Public Markets
Listed Equities
We own shares in public companies the way a private owner holds a business, with no plan to sell.
How we approach public markets
Most participants in the stock market are traders, even when they do not describe themselves that way. They buy stocks they expect to rise and sell them when they do, or when they fall further than expected. We approach public markets differently. We are looking for businesses worth owning indefinitely: companies with genuine competitive advantages, management teams who think like owners, and economics that compound capital at high rates over long periods. When we find them, we buy and hold. We do not buy on rumour. We do not sell on noise. We do not rebalance on a schedule.
Investment Criteria
What we own
We run a concentrated portfolio. We own fewer positions with higher conviction rather than diversifying into adequacy. Each holding must pass a simple test: if the stock exchange closed for five years tomorrow, would we be comfortable owning this business? If the honest answer is no, we do not own it.

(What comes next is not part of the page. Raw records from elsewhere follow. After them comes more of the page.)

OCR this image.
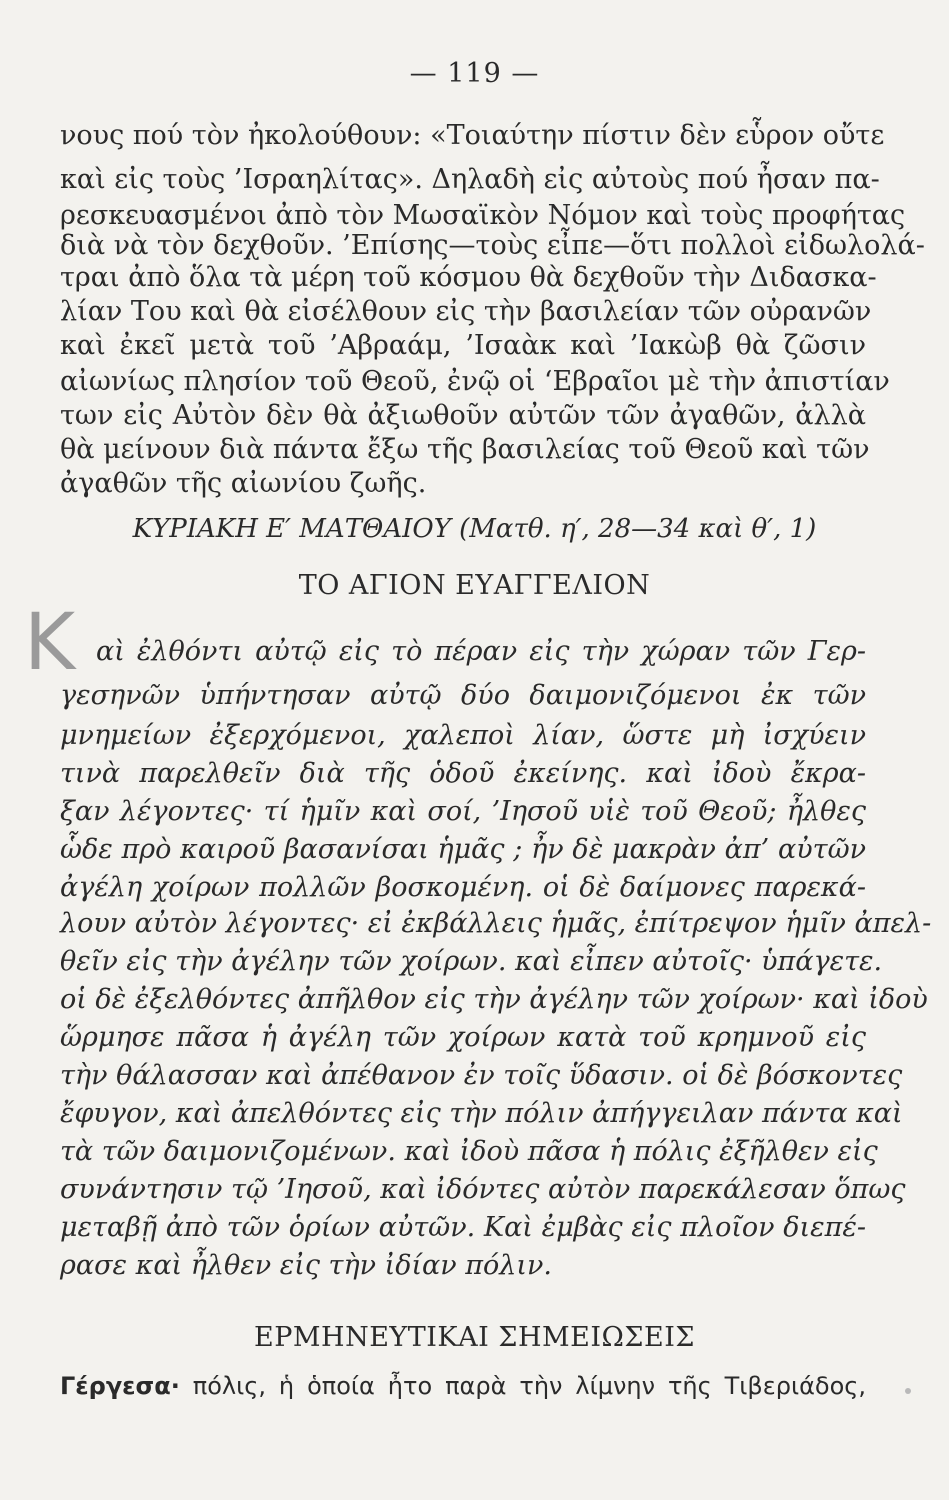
— 119 —
νους πού τὸν ἠκολούθουν: «Τοιαύτην πίστιν δὲν εὗρον οὔτε
καὶ εἰς τοὺς ’Ισραηλίτας». Δηλαδὴ εἰς αὐτοὺς πού ἦσαν πα-
ρεσκευασμένοι ἀπὸ τὸν Μωσαϊκὸν Νόμον καὶ τοὺς προφήτας
διὰ νὰ τὸν δεχθοῦν. ’Επίσης—τοὺς εἶπε—ὅτι πολλοὶ εἰδωλολά-
τραι ἀπὸ ὅλα τὰ μέρη τοῦ κόσμου θὰ δεχθοῦν τὴν Διδασκα-
λίαν Του καὶ θὰ εἰσέλθουν εἰς τὴν βασιλείαν τῶν οὐρανῶν
καὶ ἐκεῖ μετὰ τοῦ ’Αβραάμ, ’Ισαὰκ καὶ ’Ιακὼβ θὰ ζῶσιν
αἰωνίως πλησίον τοῦ Θεοῦ, ἐνῷ οἱ ‘Εβραῖοι μὲ τὴν ἀπιστίαν
των εἰς Αὐτὸν δὲν θὰ ἀξιωθοῦν αὐτῶν τῶν ἀγαθῶν, ἀλλὰ
θὰ μείνουν διὰ πάντα ἔξω τῆς βασιλείας τοῦ Θεοῦ καὶ τῶν
ἀγαθῶν τῆς αἰωνίου ζωῆς.
ΚΥΡΙΑΚΗ Ε′ ΜΑΤΘΑΙΟΥ (Ματθ. η′, 28—34 καὶ θ′, 1)
ΤΟ ΑΓΙΟΝ ΕΥΑΓΓΕΛΙΟΝ
Κ αὶ ἐλθόντι αὐτῷ εἰς τὸ πέραν εἰς τὴν χώραν τῶν Γερ-
γεσηνῶν ὑπήντησαν αὐτῷ δύο δαιμονιζόμενοι ἐκ τῶν
μνημείων ἐξερχόμενοι, χαλεποὶ λίαν, ὥστε μὴ ἰσχύειν
τινὰ παρελθεῖν διὰ τῆς ὁδοῦ ἐκείνης. καὶ ἰδοὺ ἔκρα-
ξαν λέγοντες· τί ἡμῖν καὶ σοί, ’Ιησοῦ υἱὲ τοῦ Θεοῦ; ἦλθες
ὧδε πρὸ καιροῦ βασανίσαι ἡμᾶς ; ἦν δὲ μακρὰν ἀπ’ αὐτῶν
ἀγέλη χοίρων πολλῶν βοσκομένη. οἱ δὲ δαίμονες παρεκά-
λουν αὐτὸν λέγοντες· εἰ ἐκβάλλεις ἡμᾶς, ἐπίτρεψον ἡμῖν ἀπελ-
θεῖν εἰς τὴν ἀγέλην τῶν χοίρων. καὶ εἶπεν αὐτοῖς· ὑπάγετε.
οἱ δὲ ἐξελθόντες ἀπῆλθον εἰς τὴν ἀγέλην τῶν χοίρων· καὶ ἰδοὺ
ὥρμησε πᾶσα ἡ ἀγέλη τῶν χοίρων κατὰ τοῦ κρημνοῦ εἰς
τὴν θάλασσαν καὶ ἀπέθανον ἐν τοῖς ὕδασιν. οἱ δὲ βόσκοντες
ἔφυγον, καὶ ἀπελθόντες εἰς τὴν πόλιν ἀπήγγειλαν πάντα καὶ
τὰ τῶν δαιμονιζομένων. καὶ ἰδοὺ πᾶσα ἡ πόλις ἐξῆλθεν εἰς
συνάντησιν τῷ ’Ιησοῦ, καὶ ἰδόντες αὐτὸν παρεκάλεσαν ὅπως
μεταβῇ ἀπὸ τῶν ὁρίων αὐτῶν. Καὶ ἐμβὰς εἰς πλοῖον διεπέ-
ρασε καὶ ἦλθεν εἰς τὴν ἰδίαν πόλιν.
ΕΡΜΗΝΕΥΤΙΚΑΙ ΣΗΜΕΙΩΣΕΙΣ
Γέργεσα· πόλις, ἡ ὁποία ἦτο παρὰ τὴν λίμνην τῆς Τιβεριάδος,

Owner-Operated Compounders
Businesses run by founders or long-tenured management with meaningful personal capital in the stock. These operators tend to make the same decisions a private owner would: slowly, carefully, and with a long horizon.
Consumer Franchises with Pricing Power
Brands with genuine customer loyalty and the ability to raise prices ahead of inflation without losing customers. Pricing power is the clearest test of whether a competitive advantage is real.
Holding Companies & Capital Allocators
Conglomerates run by rational capital allocators who prioritize return on equity over revenue growth. When they cannot reinvest at high rates of return, they return cash to shareholders.
The examples above are illustrative—not exhaustive. We work across a broad range of sectors and consider opportunities wherever we can create enduring value.